The U.S. FDA has extended its review of Travere Therapeutics' Sparsentan for use in focal segmental glomerulosclerosis and set a new decision date of April 13; Travere said it had responded to the agency's request for more data and reported no safety or manufacturing queries.

The U.S. Food and Drug Administration has extended its review of Travere Therapeutics' application to broaden use of its kidney drug Sparsentan for focal segmental glomerulosclerosis (FSGS). Travere said the extension followed its recent response to the FDA's request for more data on the drug's clinical benefit. The company also reported that the agency had not requested additional safety or manufacturing information. Reuters reported that the announcement coincided with a near 20% drop in Travere's share price.

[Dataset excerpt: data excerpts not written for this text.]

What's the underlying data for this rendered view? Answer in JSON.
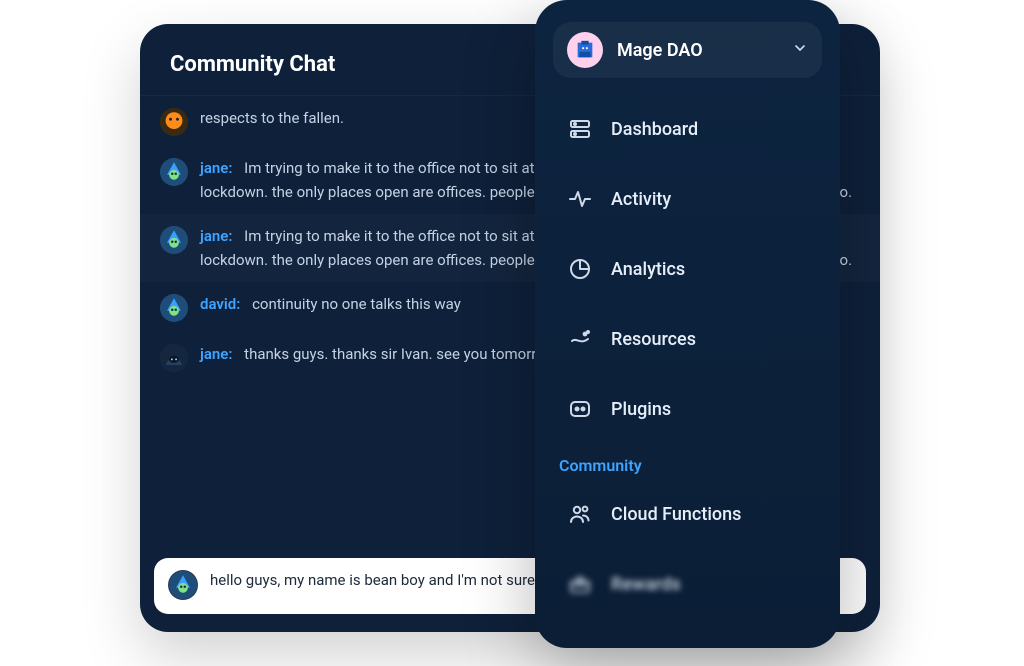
{
  "chat": {
    "title": "Community Chat",
    "messages": [
      {
        "author": "",
        "text": "respects to the fallen.",
        "avatar": "orange"
      },
      {
        "author": "jane:",
        "text": "Im trying to make it to the office not to sit at home all day. 'liv long' is a waste of life during lockdown. the only places open are offices. people in offices are much mnore interesting to talk to.",
        "avatar": "mage"
      },
      {
        "author": "jane:",
        "text": "Im trying to make it to the office not to sit at home all day. 'liv long' is a waste of life during lockdown. the only places open are offices. people in offices are much mnore interesting to talk to.",
        "avatar": "mage",
        "alt": true
      },
      {
        "author": "david:",
        "text": "continuity no one talks this way",
        "avatar": "mage"
      },
      {
        "author": "jane:",
        "text": "thanks guys. thanks sir Ivan. see you tomorrow good night. have anice day everyone",
        "avatar": "hood"
      }
    ],
    "composer_value": "hello guys, my name is bean boy and I'm not sure what I should type in|"
  },
  "sidebar": {
    "workspace": {
      "name": "Mage DAO"
    },
    "nav": [
      {
        "label": "Dashboard",
        "icon": "dashboard"
      },
      {
        "label": "Activity",
        "icon": "activity"
      },
      {
        "label": "Analytics",
        "icon": "analytics"
      },
      {
        "label": "Resources",
        "icon": "resources"
      },
      {
        "label": "Plugins",
        "icon": "plugins"
      }
    ],
    "community_label": "Community",
    "community": [
      {
        "label": "Cloud Functions",
        "icon": "people"
      },
      {
        "label": "Rewards",
        "icon": "rewards",
        "blurred": true
      }
    ]
  }
}
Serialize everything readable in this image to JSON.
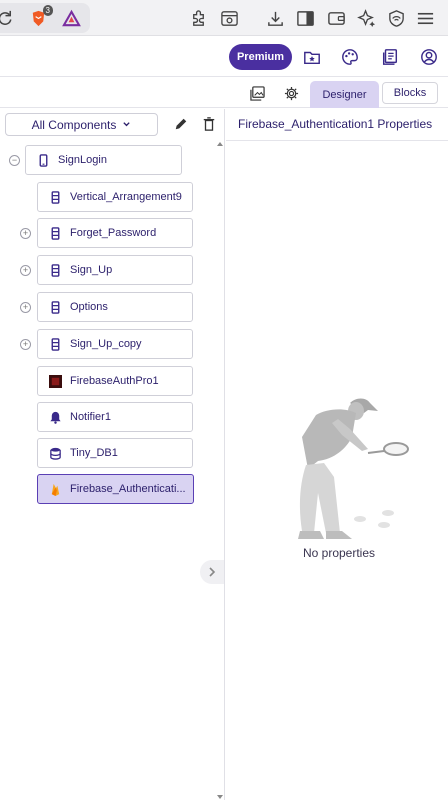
{
  "browser": {
    "brave_badge": "3",
    "icons": [
      "reload-icon",
      "brave-shields-icon",
      "brave-rewards-icon",
      "extensions-icon",
      "screenshot-icon",
      "download-icon",
      "sidebar-icon",
      "wallet-icon",
      "leo-ai-icon",
      "vpn-icon",
      "menu-icon"
    ]
  },
  "header": {
    "premium_label": "Premium",
    "icons": [
      "my-projects-icon",
      "gallery-icon",
      "guide-icon",
      "account-icon"
    ]
  },
  "toolbar": {
    "designer_label": "Designer",
    "blocks_label": "Blocks"
  },
  "components": {
    "filter_label": "All Components",
    "items": [
      {
        "label": "SignLogin",
        "icon": "phone-icon",
        "expander": "−"
      },
      {
        "label": "Vertical_Arrangement9",
        "icon": "vertical-arrangement-icon"
      },
      {
        "label": "Forget_Password",
        "icon": "vertical-arrangement-icon",
        "expander": "+"
      },
      {
        "label": "Sign_Up",
        "icon": "vertical-arrangement-icon",
        "expander": "+"
      },
      {
        "label": "Options",
        "icon": "vertical-arrangement-icon",
        "expander": "+"
      },
      {
        "label": "Sign_Up_copy",
        "icon": "vertical-arrangement-icon",
        "expander": "+"
      },
      {
        "label": "FirebaseAuthPro1",
        "icon": "extension-icon"
      },
      {
        "label": "Notifier1",
        "icon": "bell-icon"
      },
      {
        "label": "Tiny_DB1",
        "icon": "database-icon"
      },
      {
        "label": "Firebase_Authenticati...",
        "icon": "firebase-icon"
      }
    ]
  },
  "properties": {
    "title": "Firebase_Authentication1 Properties",
    "empty_label": "No properties"
  },
  "colors": {
    "accent": "#4a2fa0",
    "selected_bg": "#d9d3f2",
    "text": "#2b1f6b"
  }
}
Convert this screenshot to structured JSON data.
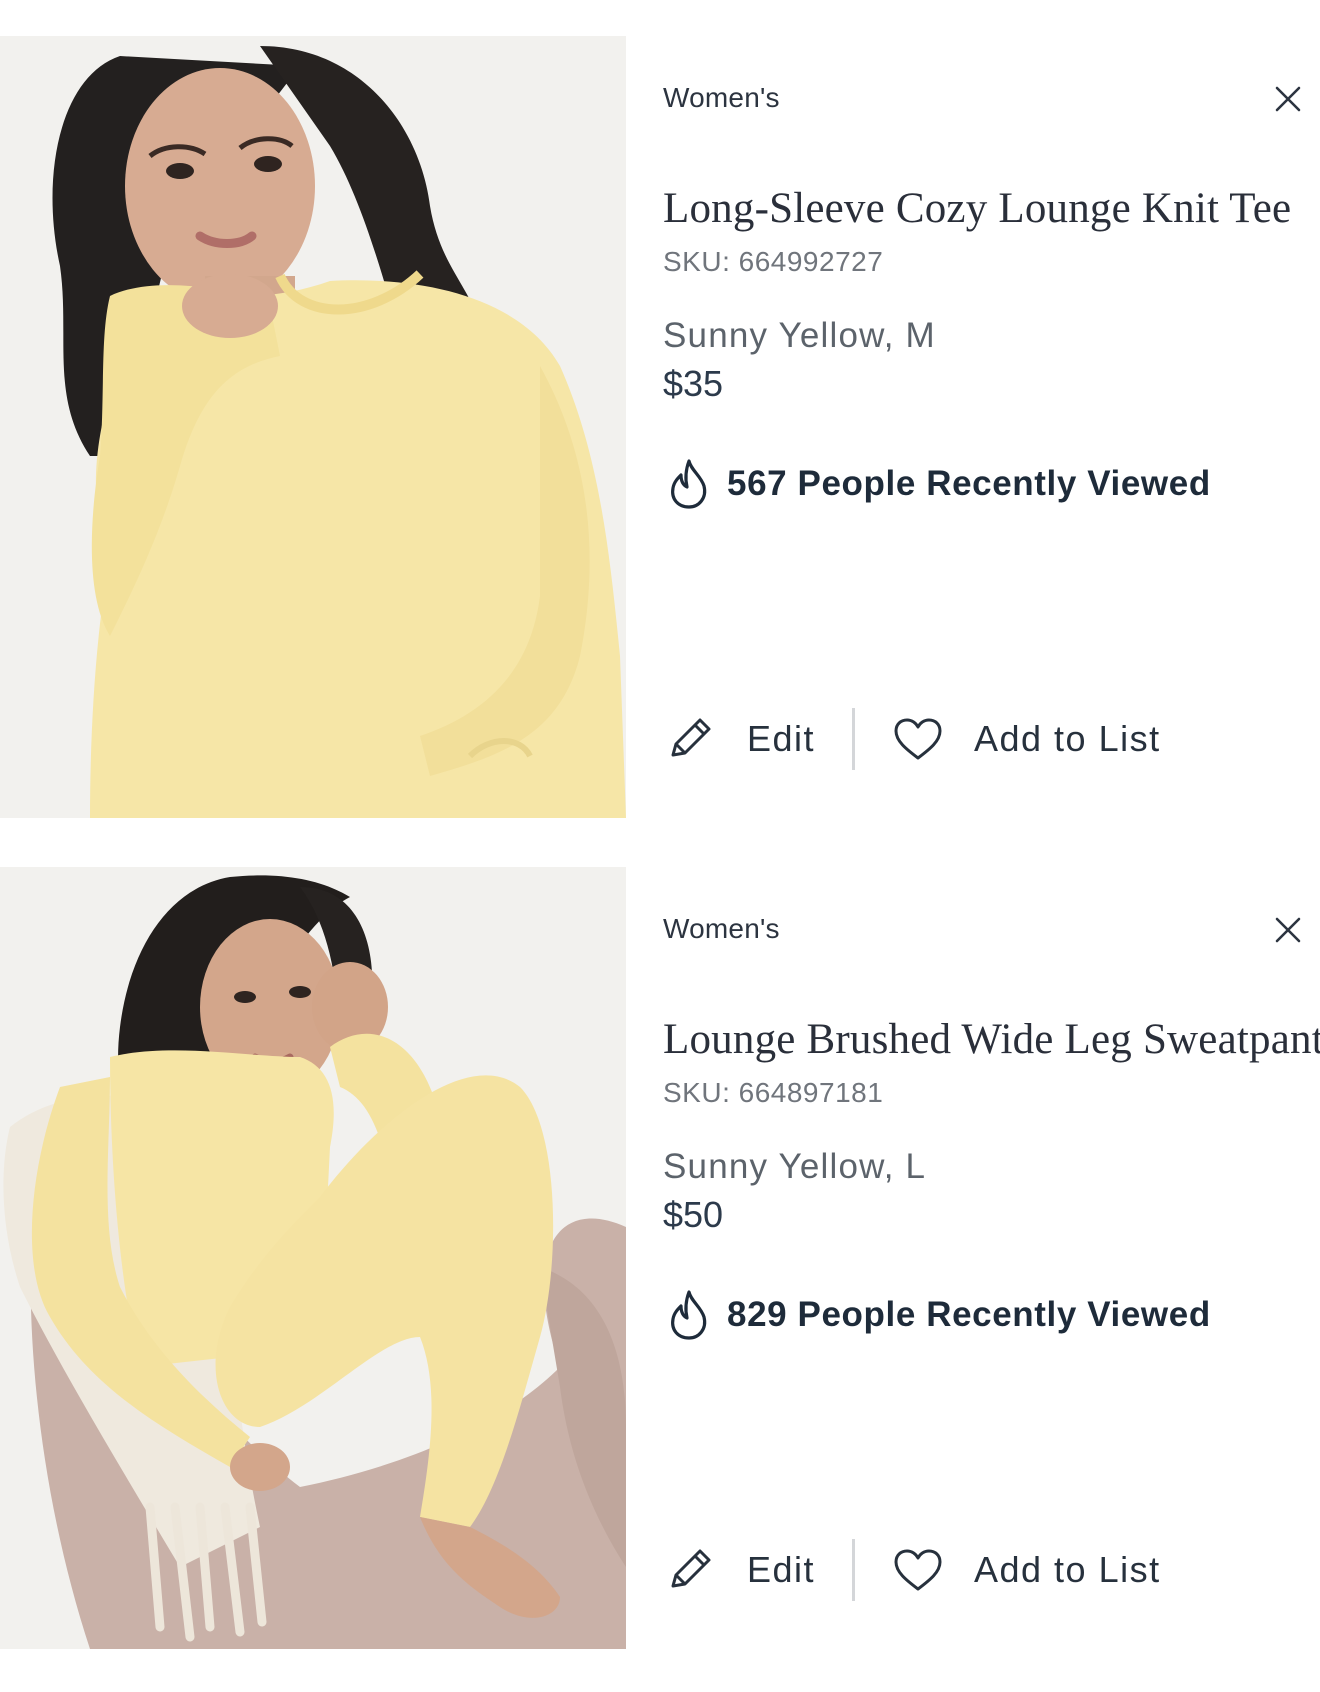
{
  "cart_items": [
    {
      "category": "Women's",
      "title": "Long-Sleeve Cozy Lounge Knit Tee",
      "sku": "SKU: 664992727",
      "variant": "Sunny Yellow, M",
      "price": "$35",
      "recent_views": "567 People Recently Viewed",
      "edit_label": "Edit",
      "add_to_list_label": "Add to List",
      "remove_icon": "close-icon"
    },
    {
      "category": "Women's",
      "title": "Lounge Brushed Wide Leg Sweatpant",
      "sku": "SKU: 664897181",
      "variant": "Sunny Yellow, L",
      "price": "$50",
      "recent_views": "829 People Recently Viewed",
      "edit_label": "Edit",
      "add_to_list_label": "Add to List",
      "remove_icon": "close-icon"
    }
  ],
  "colors": {
    "product_yellow": "#f7e7a8",
    "text_dark": "#1e2b3a",
    "divider": "#d4d6d9"
  }
}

Key details: - The FDA set a new decision date of April 13. - Travere responded to an FDA request for more data on clinical benefit. - The company said no additional safety or manufacturing information was requested. - Reuters reported shares fell nearly 20% in afternoon trading after the announcement. Summary: The extension delays a final regulatory decision on Sparsentan's use in FSGS and coincided with a drop in the company's share price. A final decision by the FDA is scheduled for April 13, and Travere said it will continue to work with the agency during the extension period.